On Fri, Apr 14, 2017 at 1:03 PM, Razvan Cojocaru <rcojoc...@bitdefender.com>
wrote:

> On 04/14/2017 09:08 PM, Tamas K Lengyel wrote:
> >
> >
> > On Thu, Apr 13, 2017 at 4:20 AM, Razvan Cojocaru
> > <rcojoc...@bitdefender.com <mailto:rcojoc...@bitdefender.com>> wrote:
> >
> >     On 04/12/2017 08:11 PM, Tamas K Lengyel wrote:
> >     >
> >     >
> >     > On Mon, Apr 10, 2017 at 3:44 AM, Razvan Cojocaru
> >     >     +        emulate = 1;
> >     >     +        memaccess = 1;
> >     >     +    }
> >     >      #if defined(__i386__) || defined(__x86_64__)
> >     >          else if ( !strcmp(argv[0], "breakpoint") )
> >     >          {
> >     >     @@ -536,7 +551,7 @@ int main(int argc, char *argv[])
> >     >              }
> >     >
> >     >              rc = xc_set_mem_access(xch, domain_id, default_access,
> >     >     START_PFN,
> >     >     -                               (xenaccess->max_gpfn -
> START_PFN) );
> >     >     +                               emulate ? 1000 :
> >     >     (xenaccess->max_gpfn - START_PFN));
> >     >
> >     >
> >     > Why only 1000? What if the domain has less then 1000?
> >
> >     Because it will kill the guest to emulate everything, and the
> emulator
> >     still can't handle all instructions (this is easy to see by using all
> >     the guest's pages and looking at the output of xl dmesg with
> loglvl=all
> >     guest_loglvl=all on the Xen command line).
> >
> >
> > So what's the guarantee that the emulator will work if you only do it
> > only up to the first 1000 pages? Seems totally arbitrary to me.

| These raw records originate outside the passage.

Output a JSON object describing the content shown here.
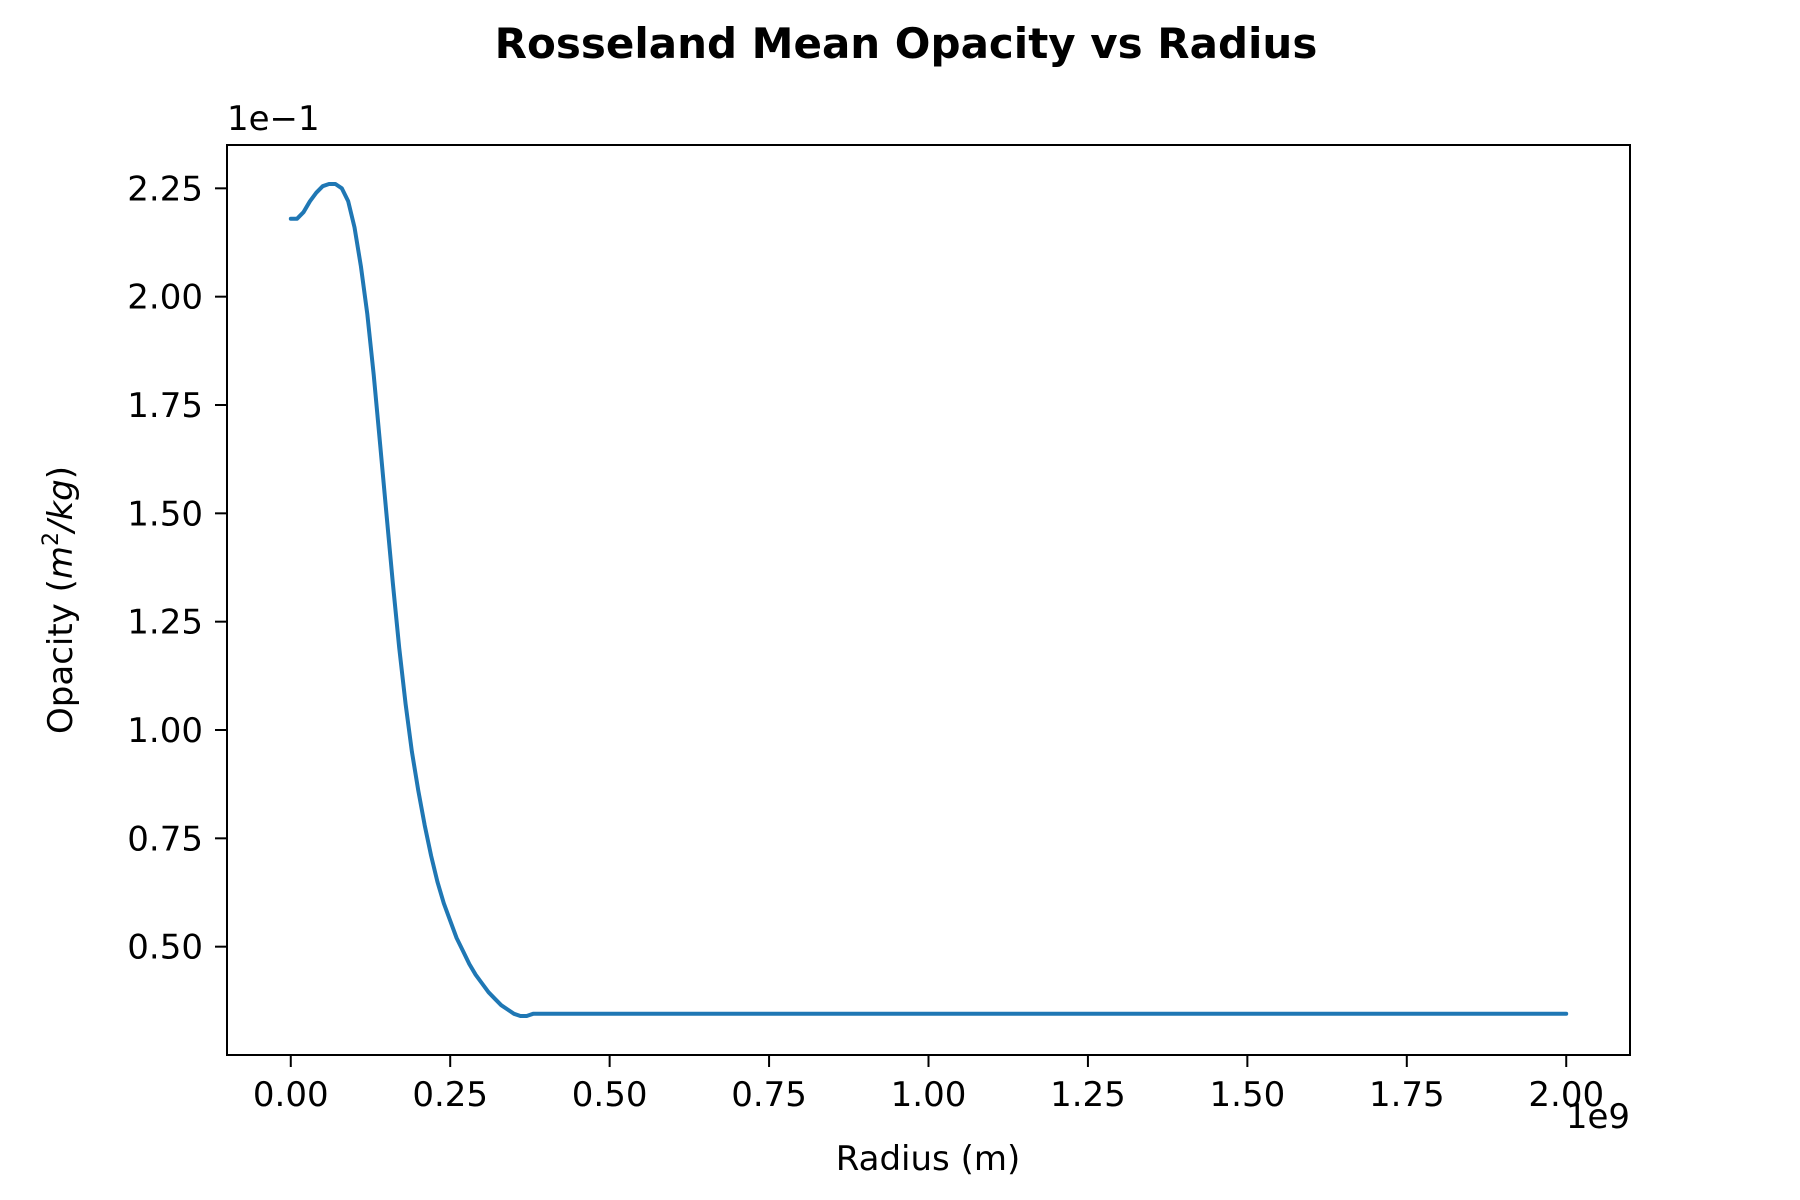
{
  "chart_data": {
    "type": "line",
    "title": "Rosseland Mean Opacity vs Radius",
    "xlabel": "Radius (m)",
    "ylabel_prefix": "Opacity (",
    "ylabel_math_m": "m",
    "ylabel_math_sup": "2",
    "ylabel_math_rest": "/kg",
    "ylabel_suffix": ")",
    "x_offset_text": "1e9",
    "y_offset_text": "1e−1",
    "x_scale": 1000000000.0,
    "y_scale": 0.1,
    "xlim": [
      -0.1,
      2.1
    ],
    "ylim": [
      0.25,
      2.35
    ],
    "x_ticks": [
      0.0,
      0.25,
      0.5,
      0.75,
      1.0,
      1.25,
      1.5,
      1.75,
      2.0
    ],
    "x_tick_labels": [
      "0.00",
      "0.25",
      "0.50",
      "0.75",
      "1.00",
      "1.25",
      "1.50",
      "1.75",
      "2.00"
    ],
    "y_ticks": [
      0.5,
      0.75,
      1.0,
      1.25,
      1.5,
      1.75,
      2.0,
      2.25
    ],
    "y_tick_labels": [
      "0.50",
      "0.75",
      "1.00",
      "1.25",
      "1.50",
      "1.75",
      "2.00",
      "2.25"
    ],
    "grid": false,
    "line_color": "#1f77b4",
    "series": [
      {
        "x": [
          0.0,
          0.01,
          0.02,
          0.03,
          0.04,
          0.05,
          0.06,
          0.07,
          0.08,
          0.09,
          0.1,
          0.11,
          0.12,
          0.13,
          0.14,
          0.15,
          0.16,
          0.17,
          0.18,
          0.19,
          0.2,
          0.21,
          0.22,
          0.23,
          0.24,
          0.25,
          0.26,
          0.27,
          0.28,
          0.29,
          0.3,
          0.31,
          0.32,
          0.33,
          0.34,
          0.35,
          0.36,
          0.37,
          0.38,
          0.385,
          0.4,
          0.6,
          0.8,
          1.0,
          1.2,
          1.4,
          1.6,
          1.8,
          2.0
        ],
        "y": [
          2.18,
          2.18,
          2.195,
          2.22,
          2.24,
          2.255,
          2.26,
          2.26,
          2.25,
          2.22,
          2.16,
          2.07,
          1.96,
          1.82,
          1.66,
          1.5,
          1.34,
          1.19,
          1.06,
          0.95,
          0.86,
          0.78,
          0.71,
          0.65,
          0.6,
          0.56,
          0.52,
          0.49,
          0.46,
          0.435,
          0.415,
          0.395,
          0.38,
          0.365,
          0.355,
          0.345,
          0.34,
          0.34,
          0.345,
          0.345,
          0.345,
          0.345,
          0.345,
          0.345,
          0.345,
          0.345,
          0.345,
          0.345,
          0.345
        ]
      }
    ]
  }
}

If the
> > emulator can't handle all instructions then you would have to check that
> > the instruction for which you are returning the emulate flag is in the
> > list of instruction that can be handled.. Can such a list be derived
> > right now?
>
> If an instruction can't be emulated it will be shown as such in the ring
> buffer used by xl dmesg. Speaking of that, I'd like to, at some point,
> send a patch that sends a vm_event saying that emulation failed to
> userspace when that is the case, to give it a chance to do something
> else (for example use altp2m, or lift the page restrictions).
>

I think that would be a much needed addition to make this system more
robust.


>
> We can also probably go through the emulator code and build an exact
> list of all the officially supported instructions, but I believe that
> that would have to be manual work - I am not aware of a tool to extract
> them or a header file that lists them in some structure. I'd love to be
> wrong about this.
>
> As for your question, there's no guarantee that the emulator will
> work,obut that's not why I chose 1000. I chose that number because the
> application will get less EPT events, and the guest will not be bogged
> down by handling them. But in my experiments it's also less likely to
> hit unhandleable instructions in the first 1000 pages since those are
> usually used by the guest kernel, drivers, and so on, and are less
> likely to cause problems.
>
> In any case, I don't mind dropping the 1000 pages limit - I can always
> build a custom xen-access when I need it.
>

I don't mind setting it only for a 1000 in the test program, just wanted to
understand rationale behind it. I think a comment in the program explaining
what has been discussed here would also be helpful.